Air Freight News

JPMorgan makes one of the biggest investments ever on carbon capture

Jun 06, 2023

JPMorgan Chase and Co just announced one of the largest investments to date in carbon removal technologies. The bank has agreed to spend more than $200 million on several long-term agreements to remove and store the equivalent of 800,000 metric tons (mt) of CO2.

The company revealed its first $75 million commitment in April through Frontier, a carbon removal fund that was launched by payment processor Stripe. Frontier has attracted several tech giants such as Alphabet, Meta and Shopify, who have collectively pledged $1 billion to speed up the development of carbon removal technologies.

JPMorgan signed a landmark $20 million agreement with Climeworks, a global leader in carbon dioxide removal (CDR) that operates the world’s only commercial direct-air capture (DAC) project.

The agreement, which is one of the largest of its kind, will see Climeworks remove the equivalent of 25,000 mt of CO2 from the atmosphere over a nine-year period. Last year, JPMorgan helped the Swiss startup raise $650 million to scale its DAC project.

The Wall Street bank also recently signed a deal with Charm Industrial, a carbon storage company that converts excess organic plant waste into a bio-oil, to remove and store the equivalent of approximately 28,500 mt of CO2 over five years.

Although the carbon removal market is still in its infancy, the UN Intergovernmental Panel on Climate Change expects the equivalent of 10 gigatons of CO2 to be removed from the atmosphere annually by 2050.

Carbon capture initiatives have been gaining momentum, with several funds like Frontier being launched to help advance carbon removal technologies. However, another essential component for reaching net-zero goals is carbon avoidance through direct carbon reduction measures, such as the household device carbon projects developed by Base Carbon Inc. (NEO:BCBN) (OTCQX:BCBNF).

Unlike carbon removal initiatives which will eventually remove existing CO2 once they are operational, Base Carbon provides funding into projects and climate action projects that immediately avoid carbon emissions from entering the atmosphere.

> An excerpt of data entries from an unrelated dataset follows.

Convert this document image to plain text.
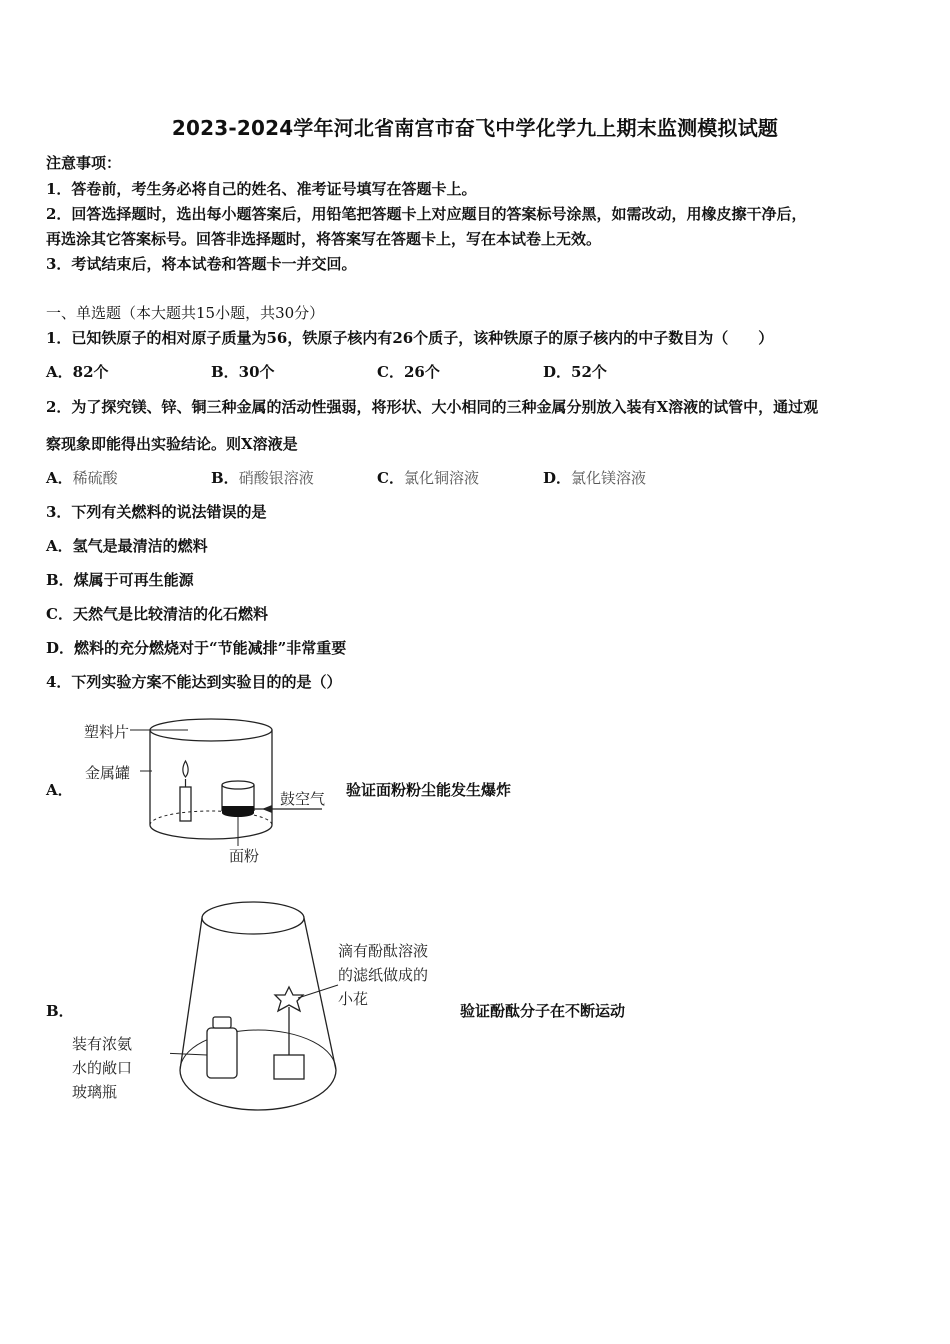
2023-2024学年河北省南宫市奋飞中学化学九上期末监测模拟试题
注意事项：
1．答卷前，考生务必将自己的姓名、准考证号填写在答题卡上。
2．回答选择题时，选出每小题答案后，用铅笔把答题卡上对应题目的答案标号涂黑，如需改动，用橡皮擦干净后，
再选涂其它答案标号。回答非选择题时，将答案写在答题卡上，写在本试卷上无效。
3．考试结束后，将本试卷和答题卡一并交回。
一、单选题（本大题共15小题，共30分）
1．已知铁原子的相对原子质量为56，铁原子核内有26个质子，该种铁原子的原子核内的中子数目为（　　）
A．82个	B．30个	C．26个	D．52个
2．为了探究镁、锌、铜三种金属的活动性强弱，将形状、大小相同的三种金属分别放入装有X溶液的试管中，通过观
察现象即能得出实验结论。则X溶液是
A．稀硫酸	B．硝酸银溶液	C．氯化铜溶液	D．氯化镁溶液
3．下列有关燃料的说法错误的是
A．氢气是最清洁的燃料
B．煤属于可再生能源
C．天然气是比较清洁的化石燃料
D．燃料的充分燃烧对于“节能减排”非常重要
4．下列实验方案不能达到实验目的的是（）
A．
塑料片
金属罐
鼓空气
面粉
验证面粉粉尘能发生爆炸
B．
滴有酚酞溶液
的滤纸做成的
小花
装有浓氨
水的敞口
玻璃瓶
验证酚酞分子在不断运动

Instead of focusing on removing existing CO2, Base Carbon sees it this way - one ton of carbon avoided today is one less ton that needs to be removed later.

Unlike low-quality carbon-avoidance projects, Base Carbon is offering ongoing solutions that are already improving thousands of lives, eliminating millions of tonnes of carbon from the atmosphere, and strengthening this company's place in the growing industry. This strategy delivers immediate carbon reduction, benefits to the project communities and a return on capital invested.

Base Carbon Reports First Revenues from Carbon Credit Sales

On June 6th, Base Carbon announced that it has received the first revenues from the sale of carbon credits generated by the Vietnam Household Devices Project under the offtake agreement with Citigroup Global Markets Limited.

The cookstove and water purifier carbon reduction project, which was launched last May alongside developer, Sustainability Investment Promotion and Development Joint Stock Company (SIPCO), involved the distribution of 850,000 cookstoves and 364,000 water purifiers to participating households in Vietnam.

Base Carbon facilitated a carbon credit offtake arrangement for the initial 7.4 million carbon credits issued by the project between Citigroup and SIPCO.

The company has now received full payment for the original 1,020,903 carbon credits created by cookstoves that were forwarded to Citigroup and expects the first carbon credit issuance and associated revenue for the project's water purifier section to follow in the near term.

The success of the Vietnam household devices project reveals Base Carbon's role in bridging the funding gap between project developers and consumers seeking high-quality carbon credits. The Vietnam Household Devices project is a joint effort to reduce greenhouse gas emissions, improve living conditions in project regions, and provide a return on investment.

Efficient household devices are critical for decreasing carbon emissions while also providing millions of individuals in families and communities with meaningful and verified social and health co-benefits. One-third of the world's population cooks on polluting fuels such as wood, charcoal, and kerosene. According to the Clean Cooking Alliance, this form of "dirty cooking" contributes significantly to global carbon emissions and kills approximately four million people each year owing to respiratory ailments.

Base Carbon sees project co-benefits as critical drivers of project quality and risk mitigators for stakeholders, and they are quantified based on expected increases in living standards.